Acetohydroxyacid Synthase (AHAS) inhibitors as Antitubercular agents: Insights from Molecular Docking and Dynamics Simulations.

Acetohydroxyacid synthase (AHAS) is a vital enzyme in Mycobacterium tuberculosis, the pathogen causing tuberculosis (TB), involved in branched-chain amino acid synthesis. Targeting AHAS for drug design against TB offers a promising strategy due to its essentiality in bacterial growth. In current investigation, we have designed 160 novel compounds by leveraging key scaffolds identified through structure-based drug design (SBDD) methodologies. Subsequently, these compounds underwent molecular docking analysis to elucidate their potential interactions with the AHAS protein.
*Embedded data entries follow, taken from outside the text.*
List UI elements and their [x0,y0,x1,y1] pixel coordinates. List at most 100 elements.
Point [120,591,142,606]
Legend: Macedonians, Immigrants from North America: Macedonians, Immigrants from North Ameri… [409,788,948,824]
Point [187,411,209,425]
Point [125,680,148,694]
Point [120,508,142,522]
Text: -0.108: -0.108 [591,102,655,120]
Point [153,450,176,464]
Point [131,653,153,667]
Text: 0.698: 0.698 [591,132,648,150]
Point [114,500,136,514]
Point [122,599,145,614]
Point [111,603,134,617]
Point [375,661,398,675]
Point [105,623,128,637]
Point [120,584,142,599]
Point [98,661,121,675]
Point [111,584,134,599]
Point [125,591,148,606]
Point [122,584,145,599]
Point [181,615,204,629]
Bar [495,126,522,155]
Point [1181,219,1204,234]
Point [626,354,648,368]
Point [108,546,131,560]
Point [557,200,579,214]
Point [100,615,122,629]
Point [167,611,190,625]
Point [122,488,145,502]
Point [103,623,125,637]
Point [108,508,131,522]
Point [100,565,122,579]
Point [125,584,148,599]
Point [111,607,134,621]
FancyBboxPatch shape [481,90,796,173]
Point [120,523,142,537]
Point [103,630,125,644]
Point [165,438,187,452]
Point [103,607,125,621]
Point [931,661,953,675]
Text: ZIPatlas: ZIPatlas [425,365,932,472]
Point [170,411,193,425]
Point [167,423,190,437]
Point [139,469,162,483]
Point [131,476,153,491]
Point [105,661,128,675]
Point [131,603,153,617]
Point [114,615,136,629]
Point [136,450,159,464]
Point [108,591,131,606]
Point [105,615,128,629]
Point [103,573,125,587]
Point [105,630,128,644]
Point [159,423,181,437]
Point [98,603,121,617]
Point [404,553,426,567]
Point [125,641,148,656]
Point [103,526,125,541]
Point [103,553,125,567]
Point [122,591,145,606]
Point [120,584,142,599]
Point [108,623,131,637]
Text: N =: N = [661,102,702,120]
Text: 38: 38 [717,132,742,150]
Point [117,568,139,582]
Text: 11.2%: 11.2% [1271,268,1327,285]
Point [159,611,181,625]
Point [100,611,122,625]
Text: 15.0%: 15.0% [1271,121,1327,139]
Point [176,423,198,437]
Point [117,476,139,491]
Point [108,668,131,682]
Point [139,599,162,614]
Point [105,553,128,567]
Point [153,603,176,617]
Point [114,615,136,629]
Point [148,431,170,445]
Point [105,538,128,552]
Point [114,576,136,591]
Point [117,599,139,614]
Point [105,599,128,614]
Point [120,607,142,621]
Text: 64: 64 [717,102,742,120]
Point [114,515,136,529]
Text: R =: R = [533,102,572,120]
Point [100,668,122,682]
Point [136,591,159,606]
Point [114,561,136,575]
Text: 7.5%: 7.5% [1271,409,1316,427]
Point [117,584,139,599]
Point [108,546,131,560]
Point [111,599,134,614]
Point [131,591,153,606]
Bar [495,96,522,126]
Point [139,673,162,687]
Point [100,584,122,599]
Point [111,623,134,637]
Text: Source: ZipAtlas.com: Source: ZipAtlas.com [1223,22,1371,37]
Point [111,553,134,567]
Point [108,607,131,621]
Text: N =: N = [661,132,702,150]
The top four compounds resulting from the docking studies were subjected to rigorous molecular dynamics simulations, spanning a runtime of 100 nanoseconds, to assess their stability across various parameters including Root Mean Square Deviation (RMSD), Root Mean Square Fluctuation (RMSF), Secondary Structure Elements (SSE), Radius of Gyration (Rg), Solvent Accessible Surface Area (SASA), and MM-GBSA free energy values. Remarkably, compounds KG 98 and KG 131 exhibited superior stability profiles across all analyzed parameters. From the detailed interactions analysis, it was found that the nitrogen containg heterocyclic rings (1,3,5-triazine/imidizole) are essential to have the potential binding interactions with the AHAS enzyme. The findings suggest these lead molecules as promising candidates for AHAS inhibition, a potential avenue for tuberculosis treatment and management.